Bernardino de Muro was born on November 3, 1881, in Tempio Pausania, Sardinia, to Antonio Maria and Jeanne-Marie Demuro. His father was a small landowner. Bernardo's formal education ceased at primary school. Initially self-taught, he began singing in a café in Tempio. Moving to Rome, he participated in a competition for admission to the Conservatory of St. Cecilia in 1903. He studied under A. Sbriscia and Alfredo Martino. His operatic debut was on May 12, 1910, at the Teatro Costanzi in Rome, performing in Cavalleria rusticana by Mascagni. He received flattering reviews for this performance. In the next few years he performed in Madama Butterfly, L'Africaine, Carmen, and further performances of Cavalleria rusticana. Although he was long a star at La Scala, he was largely unknown to American audiences until he began to tour there. His continued career carried him to such places as the Solis in Montevideo, Uruguay in 1916, the Dal Verme in Milan (performing Mefistofele), the Hippodrome, St. Petersburg, Florida, in 1927, and The Dell Oferice Grand Opera Company of New York (performing Aida).
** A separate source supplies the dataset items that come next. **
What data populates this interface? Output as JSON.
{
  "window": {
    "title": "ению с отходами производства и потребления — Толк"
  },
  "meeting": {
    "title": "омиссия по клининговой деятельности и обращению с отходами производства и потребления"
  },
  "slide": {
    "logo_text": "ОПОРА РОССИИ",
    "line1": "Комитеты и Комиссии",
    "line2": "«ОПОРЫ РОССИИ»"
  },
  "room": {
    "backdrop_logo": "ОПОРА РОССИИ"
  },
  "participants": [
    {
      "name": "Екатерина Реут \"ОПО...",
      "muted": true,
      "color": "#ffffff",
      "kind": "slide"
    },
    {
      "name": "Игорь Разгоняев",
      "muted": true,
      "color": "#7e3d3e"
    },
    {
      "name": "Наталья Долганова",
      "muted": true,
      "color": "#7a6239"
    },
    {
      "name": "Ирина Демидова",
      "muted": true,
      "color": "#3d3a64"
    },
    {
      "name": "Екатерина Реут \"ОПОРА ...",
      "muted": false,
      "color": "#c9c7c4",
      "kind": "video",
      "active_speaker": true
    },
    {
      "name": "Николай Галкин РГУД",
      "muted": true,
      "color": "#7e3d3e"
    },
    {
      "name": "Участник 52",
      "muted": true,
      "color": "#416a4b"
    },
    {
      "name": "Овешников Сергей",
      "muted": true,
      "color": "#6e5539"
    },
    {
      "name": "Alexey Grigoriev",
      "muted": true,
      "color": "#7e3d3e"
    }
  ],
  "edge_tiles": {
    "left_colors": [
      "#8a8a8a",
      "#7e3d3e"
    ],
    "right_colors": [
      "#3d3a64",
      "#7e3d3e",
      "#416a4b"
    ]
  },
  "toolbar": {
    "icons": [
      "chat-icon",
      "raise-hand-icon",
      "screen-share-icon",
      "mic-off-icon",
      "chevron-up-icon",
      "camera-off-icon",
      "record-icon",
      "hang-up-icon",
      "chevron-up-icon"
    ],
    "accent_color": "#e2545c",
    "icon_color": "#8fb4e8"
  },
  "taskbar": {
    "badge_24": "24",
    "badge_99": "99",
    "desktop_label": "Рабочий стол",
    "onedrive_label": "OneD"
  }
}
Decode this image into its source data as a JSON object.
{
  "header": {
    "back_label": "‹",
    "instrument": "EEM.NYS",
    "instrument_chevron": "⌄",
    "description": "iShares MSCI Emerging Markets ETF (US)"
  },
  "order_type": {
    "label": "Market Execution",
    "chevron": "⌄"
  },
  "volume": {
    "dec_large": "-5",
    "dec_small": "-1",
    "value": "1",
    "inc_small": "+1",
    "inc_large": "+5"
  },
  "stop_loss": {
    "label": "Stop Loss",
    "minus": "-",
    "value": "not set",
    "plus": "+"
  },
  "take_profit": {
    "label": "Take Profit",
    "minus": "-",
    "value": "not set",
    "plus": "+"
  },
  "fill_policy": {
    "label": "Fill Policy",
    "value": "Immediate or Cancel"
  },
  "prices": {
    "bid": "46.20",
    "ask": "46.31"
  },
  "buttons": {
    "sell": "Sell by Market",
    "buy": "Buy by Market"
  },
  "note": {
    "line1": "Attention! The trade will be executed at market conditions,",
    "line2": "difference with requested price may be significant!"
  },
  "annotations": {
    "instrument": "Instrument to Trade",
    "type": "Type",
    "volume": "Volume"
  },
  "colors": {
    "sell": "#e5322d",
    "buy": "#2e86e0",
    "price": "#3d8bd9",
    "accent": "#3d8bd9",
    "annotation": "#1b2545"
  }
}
In 1942 he was committed to the Philadelphia La Scala Opera Company where he portrayed Manrico in Il trovatore at the Academy of Music.
==Later years==
By 1935 De Muro was forced to cancel performances due to ill health. He became a successful businessman with a large cork factory in Milan. In his later years he taught voice in New York City, Sturgis, Michigan, and Rome. He died in Rome in 1955. Recognized as Tempio's most famous son, his body was brought back to the place of his birth, and he was buried under a pyramid of his own design.

==Singing style==
His singing was reported to be resonant and clear with a robust tone, but pinched in the head-notes.

==Partial discography==

- Aida
  - Pur ti riveggo (His Master's Voice DA171; Victor 949) – recorded May 22, 1922
- Andrea Chénier
  - Si fui soldato (His Master's Voice DB 553; Victor 6387) – recorded March 1, 1912
  - Un di all'azzurro spazio "Improvviso" (His Master's Voice DB 553; Victor 74376; Victor 6380) – recorded March 1, 1912
- Carmen
  - Ho nome Escamillo (with Roberto Janni) (His Master's Voice DB 554; Victor 6385) – recorded March 30, 1914
  - Il fior che avevi a me tu dato (His Master's Voice DB 549) – recorded March 13, 1912
  - Il fior che avevi a me tu dato (His Master's Voice 2-052173; Victor 6385) – recorded May 19, 1917
- La fanciulla del West
  - Ch'ella mi creda libero (His Master's Voice DA171; Victor 949) – recorded May 17, 1920
  - Sono Ramerrez (His Master's Voice DB 372; Victor 6422) – recorded November 4, 1921
- Isabeau
  - Dormivi? Sognavo (with Valentina Bartolomasi) (His Master's Voice DB 556; Victor 6387) – recorded March 8, 1912
  - E passerà la viva creatura (Victor 6379) – recorded March 7, 1912
  - Fu vile l'editto (His Master's Voice DB 558; Victor 6387) – recorded March 7, 1912
  - I tuoi occhi (with Valentina Bartolomasi) (His Master's Voice DB 556) – recorded March 8, 1912
  - Tu ch'odio lo mio grido (La canzone del falco) (His Master's Voice DB 557; Victor 6379) – recorded March 7, 1912
- Otello
  - Dio! mi potevi scagliar (Victor 6386) – recorded March 30, 1914
  - Esultate! L'orgoglie musulmano sepulto (His Master's Voice DB 559)
  - Niun mi tema (La morte di Otello) (His Master's Voice DB 560; Victor 6386) – recorded March 30, 1914
  - Ora e per pempre addio sante memorie (His Master's Voice DB 559)
- Il trovatore
  - Deserto sulla terra (with Ernesto Badini) (Victor 6410)
  - E deggio, e posso (with Ernesto Badini) (Victor 6410)
  - Miserer ... Quel suon, quelle preci ... Ah, che la morte ognora (with Maria Roggero) (His Master's Voice DB 644; Victor 6412) – recorded April 28, 1917

==Legacy==

The Bernardo De Muro Musical Academy, founded in 2010, is located in Tempio Pausania, Sardinia.

The Bernardo De Muro Museum is housed within the Palazzo degli Scolopi, also located in Tempio Pausania, Sardinia.